Looking back on life at the same time as I deal with other non-adoption related issues has spawned the perfect storm, opening up a lot of old scabs, some of which I didn’t even know were there.  Painful memories and feelings have surfaced like giant air bubbles.  No, I’m not sitting around bawling, or lying in the fetal position sucking my thumb, but I’m dealing with some serious stuff I didn’t anticipate.  Yet, I know it’s a necessary evil, as all of the governments and agencies involved in our adoption need to be assured they’re not placing some poor child with a freak.  So with that in mind I bite down on the proverbial leather strap and drudge forward.

With the pain, however, some good has surfaced as well.  I can look back and plainly see the Lord’s hand in my life at every turn.  Since I accepted him as an eight year old boy in Phoenix Avenue Baptist Church in Tulsa, Oklahoma He has never failed me – even when I failed Him.  He’s been present in every success and failure.  He gave me three heroes – my wife, my mother and my grandmother whom I adore and have learned so much from.  He’s even seen fit to use me for His glory in ways I never dreamed of, including adoption.  He’s given Martha and I a love for the ages, and blessed us with two beautiful daughters.

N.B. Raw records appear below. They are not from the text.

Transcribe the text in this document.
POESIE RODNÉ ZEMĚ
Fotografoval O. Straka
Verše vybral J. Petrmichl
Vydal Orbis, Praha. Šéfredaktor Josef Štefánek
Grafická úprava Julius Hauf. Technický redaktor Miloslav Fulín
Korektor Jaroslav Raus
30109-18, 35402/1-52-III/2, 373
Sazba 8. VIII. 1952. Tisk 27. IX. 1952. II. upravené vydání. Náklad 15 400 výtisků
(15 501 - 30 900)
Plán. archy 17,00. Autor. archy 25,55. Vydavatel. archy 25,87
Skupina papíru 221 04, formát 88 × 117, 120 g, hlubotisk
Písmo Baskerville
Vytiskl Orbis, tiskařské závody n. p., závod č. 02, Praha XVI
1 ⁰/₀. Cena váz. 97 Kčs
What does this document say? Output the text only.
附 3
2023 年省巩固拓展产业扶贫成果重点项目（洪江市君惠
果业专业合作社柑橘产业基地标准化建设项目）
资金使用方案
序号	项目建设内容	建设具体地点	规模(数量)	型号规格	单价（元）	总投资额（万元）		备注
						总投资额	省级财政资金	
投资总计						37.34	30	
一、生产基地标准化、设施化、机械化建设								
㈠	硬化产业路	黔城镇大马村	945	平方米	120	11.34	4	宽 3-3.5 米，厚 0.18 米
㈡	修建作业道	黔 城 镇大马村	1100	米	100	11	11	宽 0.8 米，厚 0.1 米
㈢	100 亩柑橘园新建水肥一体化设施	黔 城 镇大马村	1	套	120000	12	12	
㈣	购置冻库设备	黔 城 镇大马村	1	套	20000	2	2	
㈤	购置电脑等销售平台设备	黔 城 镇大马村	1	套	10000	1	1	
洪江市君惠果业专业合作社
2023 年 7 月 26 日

So I guess the point is this: the prize is worth the pain of the race.  The adoption process isn’t a sprint, but a long, arduous marathon.  Maybe even a biathalon.  We swim through a sea of paper and run intrusive gauntlet and hurdle miles of red tape.  But we run with a prize in mind - the peace in knowing we’re answering the Lord’s call and the incredible, anticipated joy of wrapping our son up in our arms.  It’s a process I wouldn’t wish on my enemies with a prize that I wish everyone could experience – especially all of those precious children who need a home.  So it’s back to the pain, with a grateful heart to the Lord for His unfailing love, knowing that the best is yet to come.

Hey Lord, can you hold the prize a little higher?